Measuring Reinforcement Learning

When I started my PhD in Andy Barto's lab in 1988, there were perhaps a handful of folks doing research in the field of modern RL. There was an outpost of ex-students from Andy's lab at GTE Laboratories including folks like Rich Sutton, Chuck Anderson and Judy Franklin. By 1990 or so, there were a few others including Leslie Kaelbling and Peter Dayan. It was a pretty lonely field back then.

But how big is the field of RL now? If I had to guess I would say that there are several hundreds of researchers around the world who would self-identify themselves as being RL researchers.

So, the objective of this post is to solicit ideas and more importantly effort in measuring the size of the field of RL. Here are some ideas of how to collect some data. Any volunteers?
  1. Collect a list of conferences that publish substantial number of RL papers. These include (in no particular order) ICML, NIPS, AAAI, UAI, COLT, IJCAI, AAMAS, and ECML. What other major venues am I missing?

  2. Establish some simple and noisy methodology for determining when a paper is an RL paper.

    • If the paper publishes keywords then look for phrases from some list that pretty clearly indicates an RL paper, e.g., reinforcement learning, Q-learning, TD, temporal differences (What others am I missing?). I think it will introduce too much noise to include MDPs and POMDPs.

    • Look for the same list of keywords identified above in the title and abstract.

    • Do we need to do more sophisticated things?

  3. Gather the data for each conference separately by year. An interesting use of this data will be to just get a sense of the publication rate of RL papers in the different conferences. If I could get this data somehow, I would happily create graphs and put them up on this blog. But to serve the main purpose of this post, one would just create and count a list of the unique authors of such papers.
Does anyone have scripts that could easily do this? Not sure this is worth a lot of effort but it sure would be fun to have this data.

7 comments:

Szityú said...

Hi,

I've seen something similar on Yaroslav Bulatov's blog. He used Google Scholar, and measured the density of search phrases like "neural network", "expert systems" or "support vector machine". As you might expect, the popularity of the first two phrases declines, while SVMs thrive. I know it's not exactly what you were looking for, but results for "reinforcement learning" would be pretty interesting

Unfortunately, the original Python script has passed away a long time ago, but there is a modified version by Konstantin Tretyakov among the comments: here

Maybe you can modify that so that it fits your purposes :-)

best regards,
Istvan Szita

Satinder Singh said...

Hi Istvan,

Thanks for the pointer to Yaroslav's work and the script. I will look into this and see if it can be easily adapted.

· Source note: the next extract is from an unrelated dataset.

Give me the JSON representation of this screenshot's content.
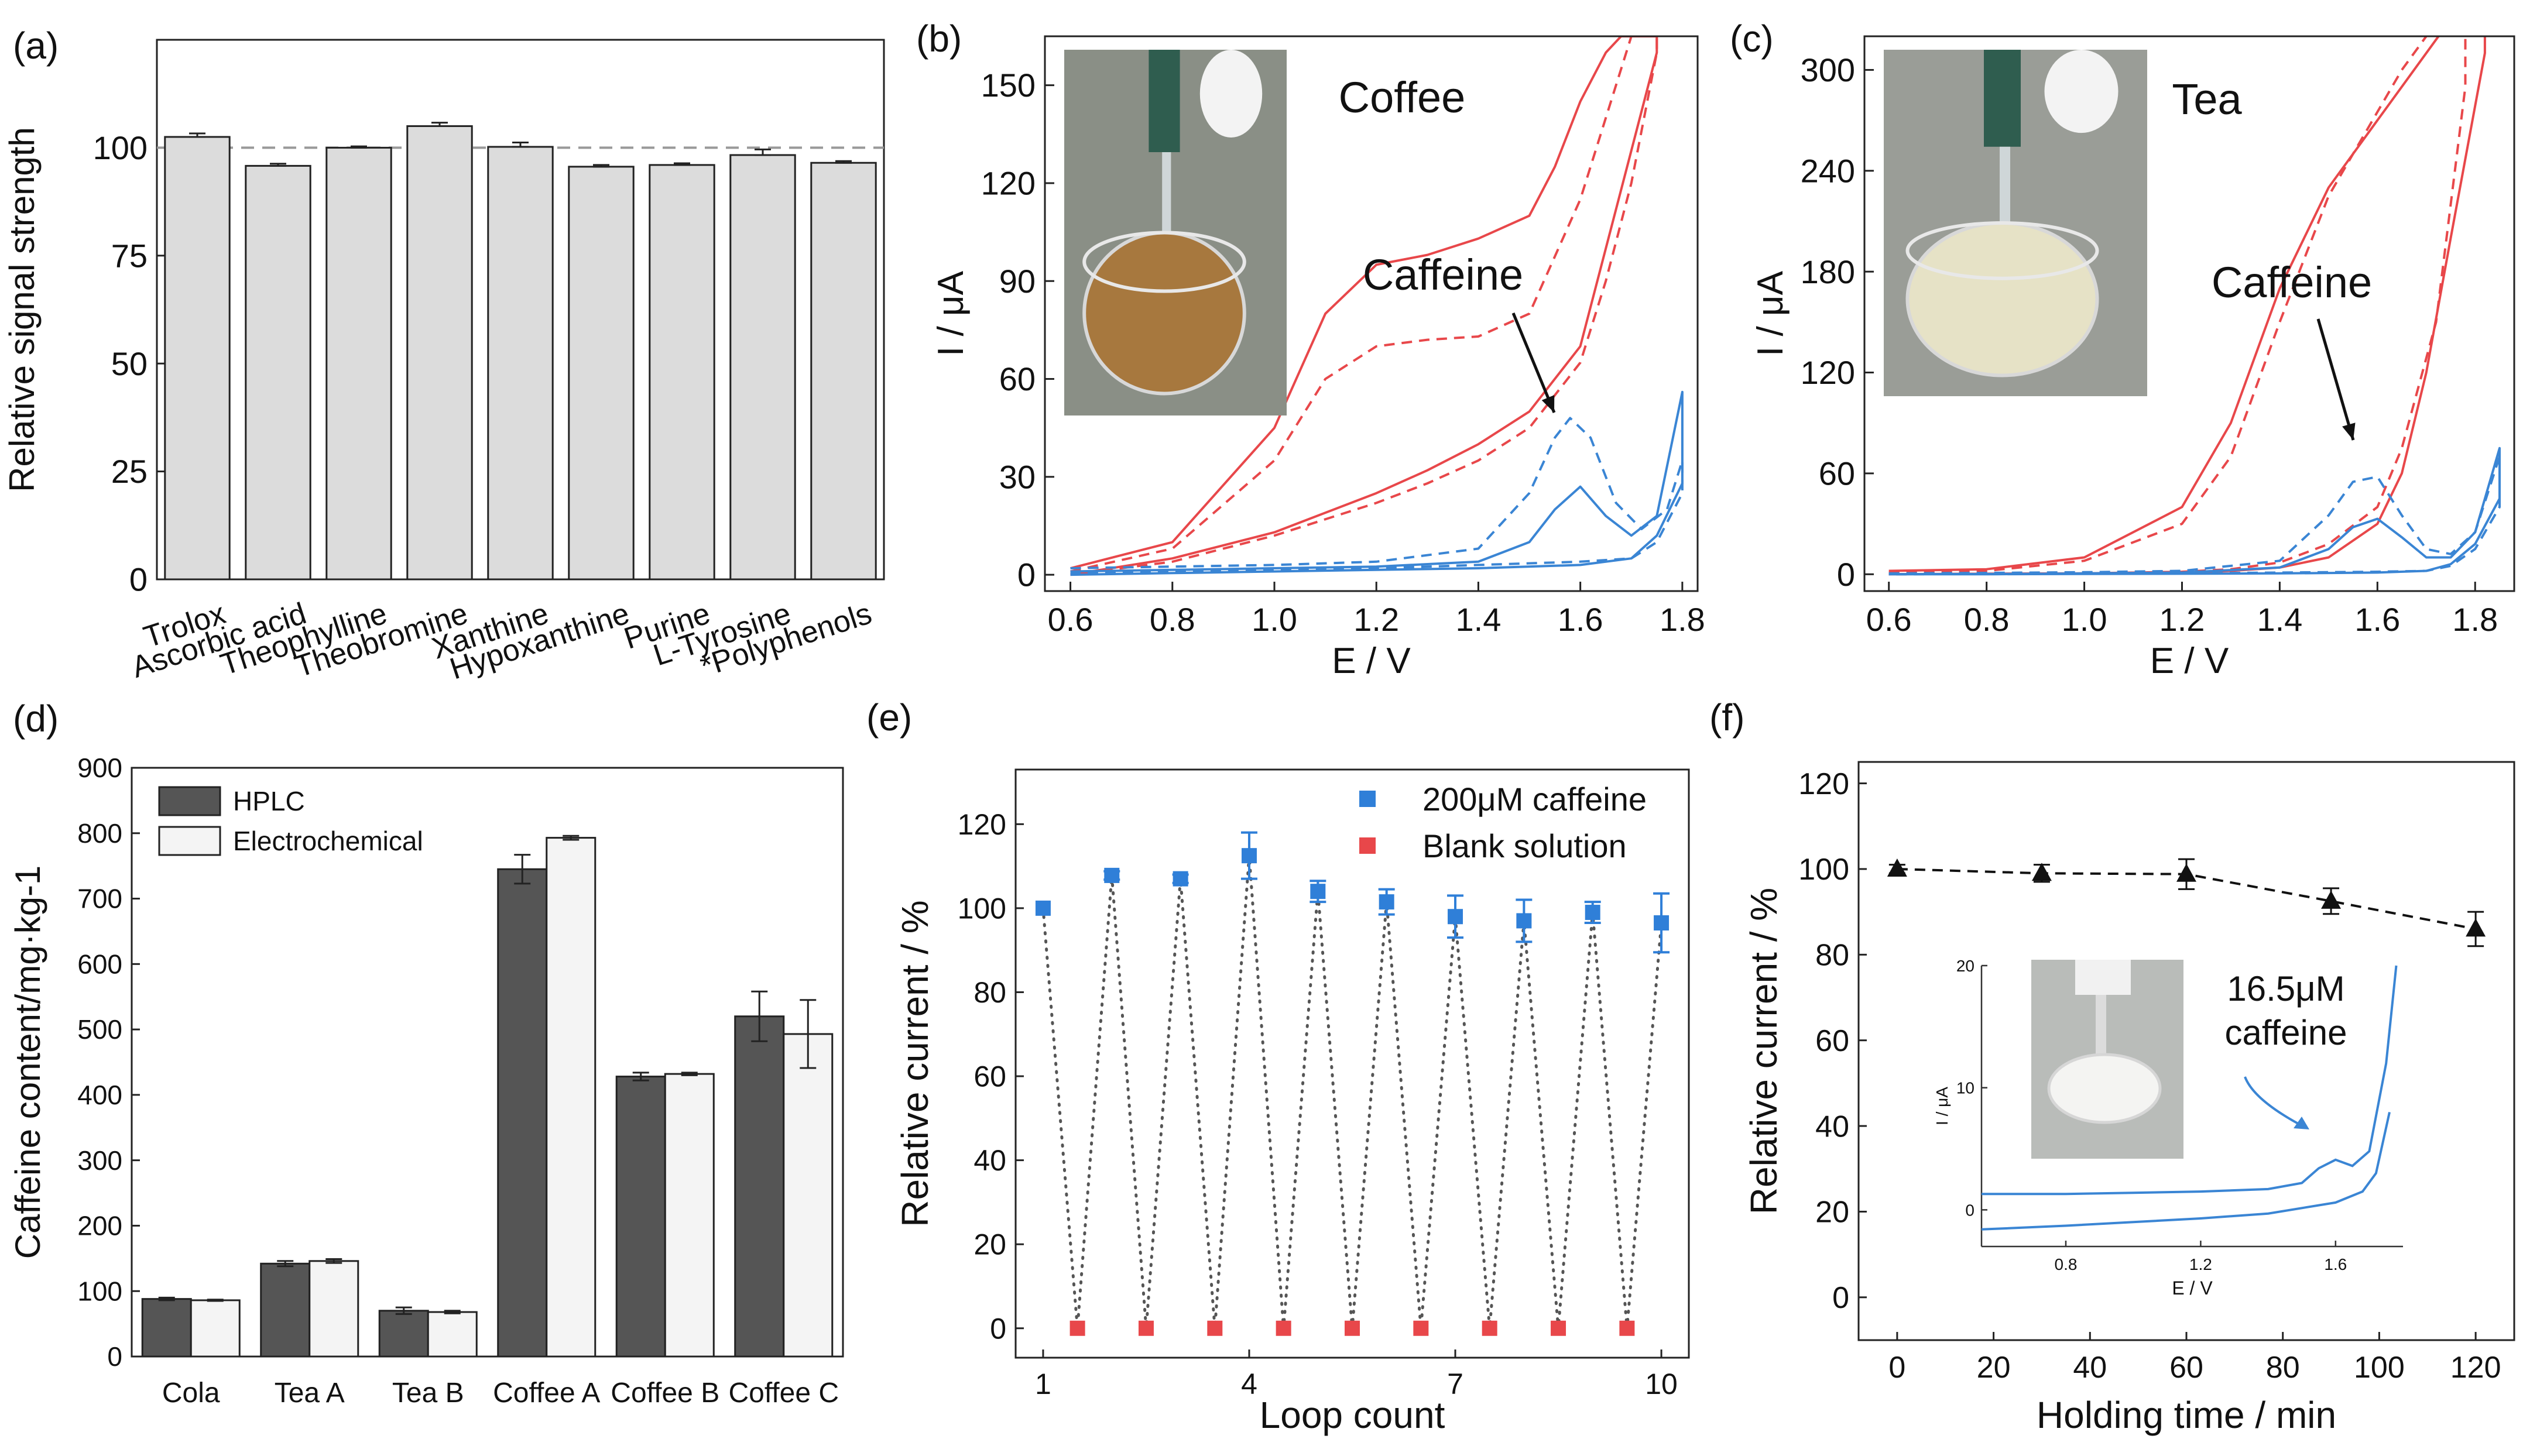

One of the interesting challenges I want discussion on in this thread is what would be a reasonably fair (and convenient) way of deciding who is an RL researcher?

Satinder

Unknown said...

Do you want to include people from the neuroscience/psychology community who use RL to model the brain and behaviour and may even self-identify as RL researchers, but do not (or at best rarely) publish in AI conferences?

-Elliot.

Satinder Singh said...

In Response to Elliot.

Yes, I want to include RL folks in neuroscience, psychology, operations research, adaptive control and even further out fields such as economics (behavioral economics folks often use RL algorithms to model human game-playing behavior). What is not clear is how to do all this in a feasible manner. Any ideas anyone?

Satinder

Unknown said...

I wouldn't call AAMAS a major RL venue, but there is a steady stream of publications there from the community.

Satinder Singh said...

Matt, Yes we should include AAMAS. I will update the original post to include it. Thanks. Satinder

Anonymous said...

The other possibilities that I can think is IJCNN and IEEE Trans. Automatic Control and System, Man, and Cybernetics.
By the way, I don't know any easy way to collect all these information.